The CIH traces its organisational roots back to the philanthropic work carried out by pioneers such as Octavia Hill, in response to the revelation of the appalling housing conditions endured by much of the population in the 1884–1885 Royal Commission on the Housing of Working Classes. Hill established a method of letting properties on short-term tenancies and trained a group of women to manage the properties by collecting rents and dealing with repairs and tenants' welfare issues. The Association of Women Housing Workers, founded in 1916, carried on this pioneering work and housing advocate Irene Barclay was a leading figure in it. The organisation changed its name to the Society of Housing Managers in 1948.

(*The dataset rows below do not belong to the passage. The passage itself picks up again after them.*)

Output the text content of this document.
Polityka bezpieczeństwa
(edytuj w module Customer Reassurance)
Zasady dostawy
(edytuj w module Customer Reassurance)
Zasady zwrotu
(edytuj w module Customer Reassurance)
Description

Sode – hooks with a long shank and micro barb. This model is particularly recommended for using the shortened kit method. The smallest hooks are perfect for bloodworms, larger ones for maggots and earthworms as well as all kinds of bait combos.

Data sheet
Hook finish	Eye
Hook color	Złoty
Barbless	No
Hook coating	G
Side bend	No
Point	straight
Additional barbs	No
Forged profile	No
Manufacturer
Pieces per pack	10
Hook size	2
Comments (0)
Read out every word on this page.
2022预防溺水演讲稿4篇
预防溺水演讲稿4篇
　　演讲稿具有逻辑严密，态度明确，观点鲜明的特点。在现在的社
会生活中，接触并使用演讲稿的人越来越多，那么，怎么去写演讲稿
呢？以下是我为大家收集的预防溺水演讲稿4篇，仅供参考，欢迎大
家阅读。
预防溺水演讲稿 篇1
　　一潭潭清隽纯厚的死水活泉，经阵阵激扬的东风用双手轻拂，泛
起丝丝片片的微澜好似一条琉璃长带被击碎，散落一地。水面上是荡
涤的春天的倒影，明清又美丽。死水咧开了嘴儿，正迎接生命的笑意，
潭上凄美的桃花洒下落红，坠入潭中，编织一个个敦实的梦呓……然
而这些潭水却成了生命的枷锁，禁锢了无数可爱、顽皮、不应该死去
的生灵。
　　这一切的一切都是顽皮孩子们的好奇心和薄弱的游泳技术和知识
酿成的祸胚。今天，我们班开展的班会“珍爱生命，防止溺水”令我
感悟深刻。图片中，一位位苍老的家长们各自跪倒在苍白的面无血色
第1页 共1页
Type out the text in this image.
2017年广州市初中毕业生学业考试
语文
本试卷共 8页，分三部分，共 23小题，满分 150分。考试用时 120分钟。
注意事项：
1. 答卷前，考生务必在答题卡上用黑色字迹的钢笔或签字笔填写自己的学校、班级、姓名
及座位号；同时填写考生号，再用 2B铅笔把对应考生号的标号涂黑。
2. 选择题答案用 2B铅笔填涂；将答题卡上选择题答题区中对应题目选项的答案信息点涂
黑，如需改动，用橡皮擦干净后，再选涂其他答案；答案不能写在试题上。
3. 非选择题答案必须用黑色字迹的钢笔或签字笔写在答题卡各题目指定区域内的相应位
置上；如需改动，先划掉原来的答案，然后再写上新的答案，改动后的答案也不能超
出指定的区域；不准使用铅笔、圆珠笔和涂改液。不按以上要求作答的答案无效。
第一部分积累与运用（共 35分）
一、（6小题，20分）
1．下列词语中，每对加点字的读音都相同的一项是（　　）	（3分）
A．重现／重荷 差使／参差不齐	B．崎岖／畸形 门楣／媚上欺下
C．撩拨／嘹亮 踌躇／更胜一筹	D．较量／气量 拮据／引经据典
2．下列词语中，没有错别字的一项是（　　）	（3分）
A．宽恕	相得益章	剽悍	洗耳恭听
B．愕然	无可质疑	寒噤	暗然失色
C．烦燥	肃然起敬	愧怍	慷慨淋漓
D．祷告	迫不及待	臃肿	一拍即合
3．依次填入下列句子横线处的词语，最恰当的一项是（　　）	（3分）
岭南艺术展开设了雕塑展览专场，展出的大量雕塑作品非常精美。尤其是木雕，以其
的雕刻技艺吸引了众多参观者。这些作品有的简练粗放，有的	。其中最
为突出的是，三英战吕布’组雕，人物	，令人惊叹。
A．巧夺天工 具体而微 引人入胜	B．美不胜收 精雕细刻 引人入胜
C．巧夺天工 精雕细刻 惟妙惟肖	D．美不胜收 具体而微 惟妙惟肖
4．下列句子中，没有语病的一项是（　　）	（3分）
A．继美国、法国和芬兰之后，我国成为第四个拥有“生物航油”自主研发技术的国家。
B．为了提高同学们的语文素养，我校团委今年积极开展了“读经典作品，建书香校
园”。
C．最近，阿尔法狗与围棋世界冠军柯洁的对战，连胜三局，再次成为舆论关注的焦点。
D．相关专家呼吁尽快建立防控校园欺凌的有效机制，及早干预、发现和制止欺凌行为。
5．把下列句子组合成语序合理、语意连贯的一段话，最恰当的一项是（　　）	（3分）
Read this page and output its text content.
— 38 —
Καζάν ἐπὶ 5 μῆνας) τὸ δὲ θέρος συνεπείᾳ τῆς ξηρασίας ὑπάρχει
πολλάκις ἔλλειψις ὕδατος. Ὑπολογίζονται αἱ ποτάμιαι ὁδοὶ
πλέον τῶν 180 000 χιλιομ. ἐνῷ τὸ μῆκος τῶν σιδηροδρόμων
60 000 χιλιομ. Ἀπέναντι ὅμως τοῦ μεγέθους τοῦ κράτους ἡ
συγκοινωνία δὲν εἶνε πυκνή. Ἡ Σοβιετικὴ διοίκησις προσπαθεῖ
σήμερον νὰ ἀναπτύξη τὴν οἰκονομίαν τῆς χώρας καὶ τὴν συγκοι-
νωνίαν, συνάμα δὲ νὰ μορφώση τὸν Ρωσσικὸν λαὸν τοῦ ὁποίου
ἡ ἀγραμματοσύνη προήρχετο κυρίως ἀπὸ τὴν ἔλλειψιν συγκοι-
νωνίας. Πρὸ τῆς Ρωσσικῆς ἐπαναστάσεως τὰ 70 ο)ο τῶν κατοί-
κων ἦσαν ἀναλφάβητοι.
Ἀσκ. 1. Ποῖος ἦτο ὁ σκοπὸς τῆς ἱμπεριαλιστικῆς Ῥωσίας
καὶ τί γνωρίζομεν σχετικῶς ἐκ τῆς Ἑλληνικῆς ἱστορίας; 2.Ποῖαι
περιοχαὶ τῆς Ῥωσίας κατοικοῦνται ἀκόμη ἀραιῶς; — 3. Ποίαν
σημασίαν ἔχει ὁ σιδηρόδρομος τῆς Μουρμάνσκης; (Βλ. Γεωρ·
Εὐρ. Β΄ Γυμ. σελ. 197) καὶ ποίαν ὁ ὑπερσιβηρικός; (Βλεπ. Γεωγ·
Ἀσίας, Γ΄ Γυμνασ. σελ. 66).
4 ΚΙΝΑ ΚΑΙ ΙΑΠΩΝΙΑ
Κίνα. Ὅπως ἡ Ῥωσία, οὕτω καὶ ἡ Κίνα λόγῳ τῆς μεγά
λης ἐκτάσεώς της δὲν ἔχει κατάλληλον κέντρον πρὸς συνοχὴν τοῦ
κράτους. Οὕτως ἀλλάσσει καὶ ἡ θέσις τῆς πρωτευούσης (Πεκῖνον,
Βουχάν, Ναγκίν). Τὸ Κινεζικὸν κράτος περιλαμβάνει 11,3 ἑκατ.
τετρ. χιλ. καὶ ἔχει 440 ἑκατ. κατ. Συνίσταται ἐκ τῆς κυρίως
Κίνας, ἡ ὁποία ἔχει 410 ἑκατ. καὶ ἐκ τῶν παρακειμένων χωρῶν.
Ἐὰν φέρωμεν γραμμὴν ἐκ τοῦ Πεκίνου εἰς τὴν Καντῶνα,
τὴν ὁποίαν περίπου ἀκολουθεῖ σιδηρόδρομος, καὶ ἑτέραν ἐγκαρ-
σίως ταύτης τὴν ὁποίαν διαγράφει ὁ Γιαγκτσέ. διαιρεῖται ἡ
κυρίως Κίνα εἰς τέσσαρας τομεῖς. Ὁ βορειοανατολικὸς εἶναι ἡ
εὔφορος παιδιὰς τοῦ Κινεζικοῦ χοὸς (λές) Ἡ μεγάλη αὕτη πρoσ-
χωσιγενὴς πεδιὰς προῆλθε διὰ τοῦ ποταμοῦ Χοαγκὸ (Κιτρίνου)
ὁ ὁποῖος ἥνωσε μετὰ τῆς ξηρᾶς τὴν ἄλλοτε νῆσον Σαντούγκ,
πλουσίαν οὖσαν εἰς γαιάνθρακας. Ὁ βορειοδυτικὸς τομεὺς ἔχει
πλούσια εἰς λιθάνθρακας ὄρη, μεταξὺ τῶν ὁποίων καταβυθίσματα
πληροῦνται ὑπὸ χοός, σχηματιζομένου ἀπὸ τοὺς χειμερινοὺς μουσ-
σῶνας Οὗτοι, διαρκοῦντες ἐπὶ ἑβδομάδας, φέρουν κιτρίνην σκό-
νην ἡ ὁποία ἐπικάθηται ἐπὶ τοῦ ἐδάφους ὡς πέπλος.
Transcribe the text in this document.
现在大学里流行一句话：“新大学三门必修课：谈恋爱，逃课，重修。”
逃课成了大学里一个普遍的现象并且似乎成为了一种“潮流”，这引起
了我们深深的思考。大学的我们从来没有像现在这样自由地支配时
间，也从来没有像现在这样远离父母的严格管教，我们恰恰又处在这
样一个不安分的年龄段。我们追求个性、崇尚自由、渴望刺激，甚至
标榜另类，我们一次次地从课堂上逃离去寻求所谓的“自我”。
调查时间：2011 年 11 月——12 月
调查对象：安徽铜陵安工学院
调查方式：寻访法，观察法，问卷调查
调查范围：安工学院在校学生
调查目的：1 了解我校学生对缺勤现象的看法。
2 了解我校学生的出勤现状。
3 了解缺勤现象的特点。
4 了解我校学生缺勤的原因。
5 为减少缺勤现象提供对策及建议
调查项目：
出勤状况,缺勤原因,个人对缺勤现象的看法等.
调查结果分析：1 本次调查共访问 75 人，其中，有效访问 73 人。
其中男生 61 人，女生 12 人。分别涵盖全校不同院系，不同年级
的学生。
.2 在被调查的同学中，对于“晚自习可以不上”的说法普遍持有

The Institute of Housing was founded in 1931 by a group of local government offices in the West Midlands, who also developed a housing qualification and published the first edition of Housing magazine.

The two merged in 1965 to form the Institute of Housing Managers. The organisation was renamed the Institute of Housing in 1974 and its royal charter was granted in 1984. Following this, in 1994 it changed its name to the Chartered Institute of Housing. In 1999, CIH merged with the Institute of Rent Officers.

==CIH Today==

CIH's Head Office is in Coventry, West Midlands, with smaller offices in London, Cardiff, Edinburgh and Belfast, and overseas offices in Hong Kong and Toronto. Alongside its services to members it produces training, publications, conferences and seminars to organisations, members and non-members. CIH works with universities to develop housing qualifications, and provides distance learning courses.

CIH's annual conference, The Housing Community Summit, is held every September, in partnership with the National Housing Federation.